Hillary Allen, known to friends as the Hillygoat, is an ultra-runner sponsored by the North Face. She also has a master’s degree in neuroscience. In 2017, when she was twenty-eight and competing in a thirty-five-mile “skyrunning” race along a ridge in Norway, a rock gave way, and she fell a hundred and fifty feet. She broke fourteen bones in her back, rib cage, arms, and feet and tore a bunch of ligaments. “I was pretty shaken up,” she said. “I had nightmares forever. I was mentally trying to figure out a way to get back. I was dealing with the guilt of wanting to devote myself to something that nearly killed me. People suggested a sports psychologist or a regular counsellor, but that wasn’t really the right fit.” Instead, she travelled to Bozeman for an intensive with Tate. “He’s my cup of tea. I’m a mountain person. I’m not an ooey-gooey dress-everything-in-pink kind of woman.”

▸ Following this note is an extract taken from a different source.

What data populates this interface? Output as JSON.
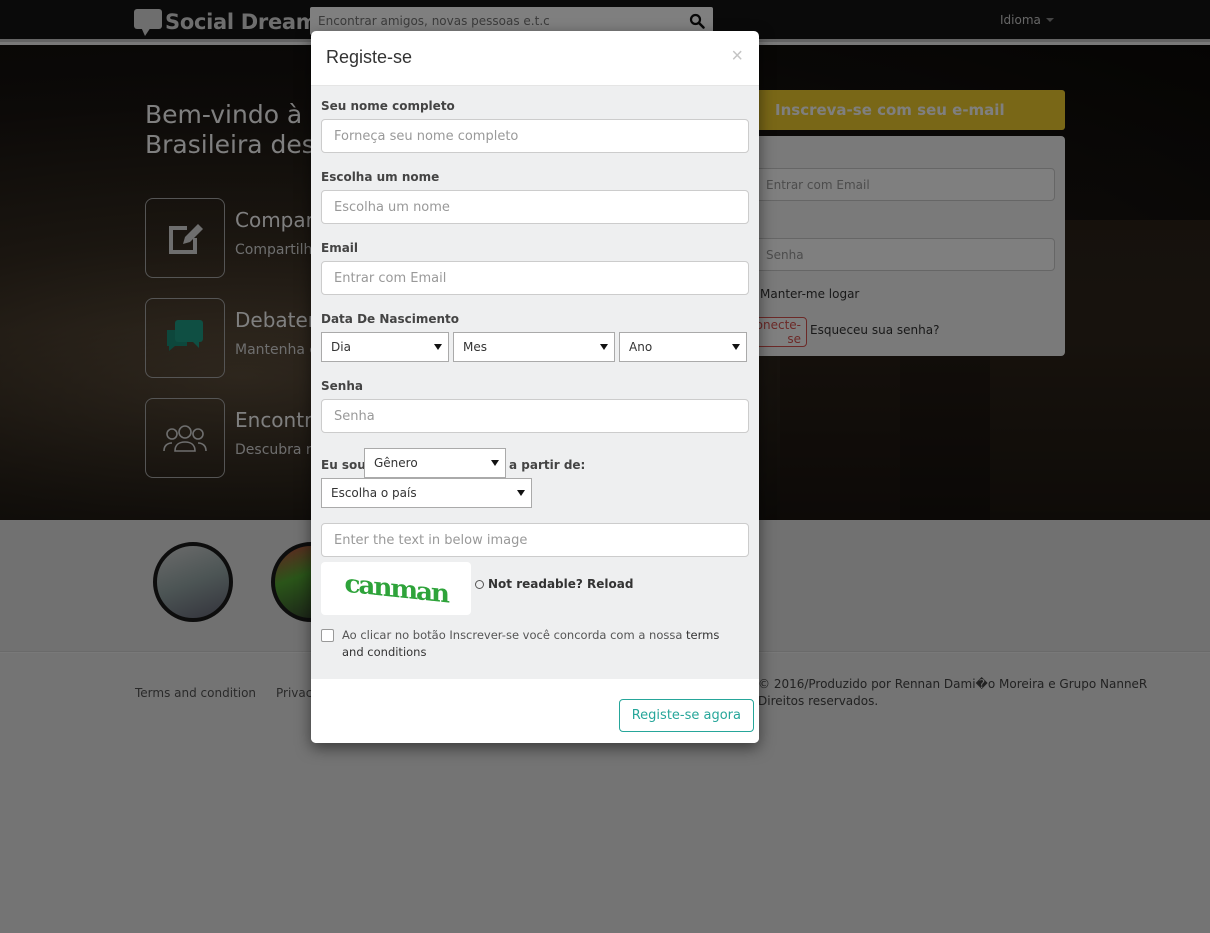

But Tate isn’t everyone’s cup of tea, and Paumgarten makes it clear why. He describes Tate as a “kind of visionary sage” with “shamanistic attributes, which are deeply rooted, perhaps even innate, and yet not uncultivated.” When Paumgarten first witnesses Tate’s approach, at a gathering of North Face athletes in Puerto Rico, he’s sceptical:

With the scarf, Tate bound together the wrists of Anker and Nelson, their mates looking on with some measure of bafflement at this quasi-matrimonial sacrament. A few people in the back got the giggles. “The energy in this room, and the love of these people, is the authority that this moment signifies,” Tate’s voice boomed. “This man is transferring the power to this woman. We honor them and bless them, and we wish you the best, Hilaree.”

Confession: I was one of the gigglers. As a knee-jerk eye-roller, I was wary of Tate at first. The apparent hodgepodge of recycled folklore, cultural appropriation, performative grandeur, and Jungian bubble magic reminded me of some people I have chosen through the years to avoid. And yet before long I felt drawn to him—to his charisma, his sense of humor, his eagerness to listen, his over-the-topness. He’d been around. He had heft. He seemed to be tuned in to a cosmic thrum.

Paumgarten describing himself as a “knee-jerk eye-roller” made me laugh. I’m in the same camp. If I’d been at that meeting, I likely would've giggled too. But that’s the thing – I wasn’t there. Paumgarten takes me places I wouldn’t get to otherwise. In “The Altitude Sickness” he visits Tate in his office in Bozeman, Montana:

That afternoon, we spent some time in his office. Tate sees clients on the ground floor of an old brick house in downtown Bozeman—“behind the blue door,” as he often says. (He took the blue-painted front door, his local trademark, from his former office, on Main Street.) He’s tall and fit, with a white mustache and soul patch and long, receding poodley hair that he often pulls back in a bun. He wears a tie in the office, on this day with a checked shirt and hiking trousers and boots. The space is decorated with feathers, bones, and cowboy and Native American art. A deluxe edition of Carl Jung’s “Red Book” sits on a stand, open to a chapter about Hell. 

He goes out with Tate, Conrad Anker and the writer David Quammen for a drink. He, Tate, and Anker hike a canyon trail, a trip that shows Anker's incredible energy:

He attacked the rest of the evening this way: splitting wood, making a fire, rigging a tripod over the fire for the pot, cutting vegetables, cooking a stew, drinking beer, playing air guitar, crushing empty cans with the side of an axe. “I had A.D.H.D. as a kid,” Anker said. “Hyper-situational awareness.” His energy was palpable. Semiretirement didn’t suit him at all, but hanging around a bonfire with a few dudes certainly did. The snow started to fall before midnight, and by morning there was half a foot on the ground.

And he attends the North Face gathering in Puerto Rico, where he first sees Tate in action. Artfully woven through all this are stories about death – the loss of climbers to mountains and their deadly avalanches – and its impact on the survivors. The piece is deeply absorbing – one of Paumgarten’s best.